“Baba omzu diye bir yer var. İliklerine kadar huzuru hissettiğin…”
“Neden bilmiyorum ama bugün seni çok özledim Babam.”
Hiç kimse iyi baba olarak dünyaya gelmez. İyi baba olmak sabır, sevgi ve bilgi işidir. Bir erkek için alacağı hiçbir ödül, çocuklarını gereğince yetiştirebilecek kadar doyurucu olamaz.
Çocuğun gelişiminde yeri doldurulması mümkün olmayan babayı, yıllarca "eve ekmek getiren adam" olarak gördük. Toplum ve aile yapısındaki değişimler, kadınların sosyal hayata daha fazla atılması, kadın ve erkeğin aile rollerinde değişikliklere neden oldu.

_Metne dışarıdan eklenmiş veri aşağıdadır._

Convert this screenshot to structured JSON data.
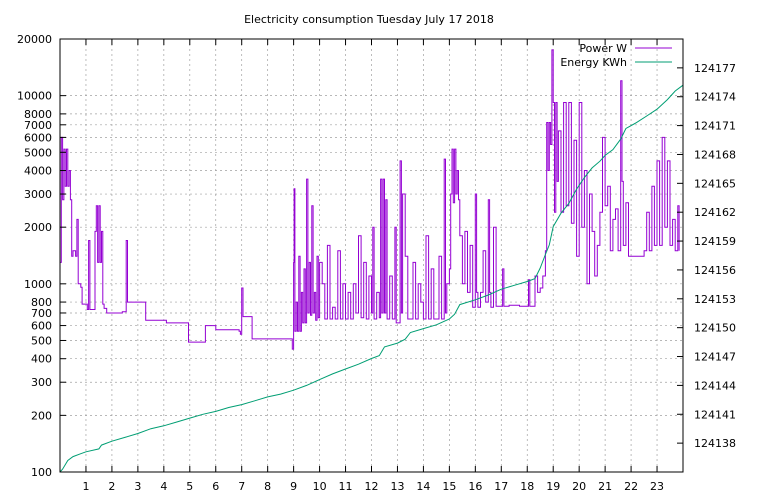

Bu bakımdan günümüzde babaya daha fazla iş düşmektedir. Araştırmalar babalarından ilgi ve sevgi gören çocukların daha başarılı ve sosyal olduklarını, sağlıklı ilişkiler kurabildiklerini, liderlik vasfı taşıdıklarını ve mutlu olduklarını göstermektedir.
Annenin ilk yaşlarda çocuk gelişimine katkısı gerçekten çok büyüktür. "Ana hakkı ödenmez. Ağlarsa anam ağlar, gerisi yalan ağlar." gibi Atasözleri bu gerçeği belirtir.
Baba ise eşi ve çocukları için güven kaynağıdır. Çocuklar babayı daha güçlü, daha çok bilen, daha çok saygı uyandıran kişi olarak bilirler.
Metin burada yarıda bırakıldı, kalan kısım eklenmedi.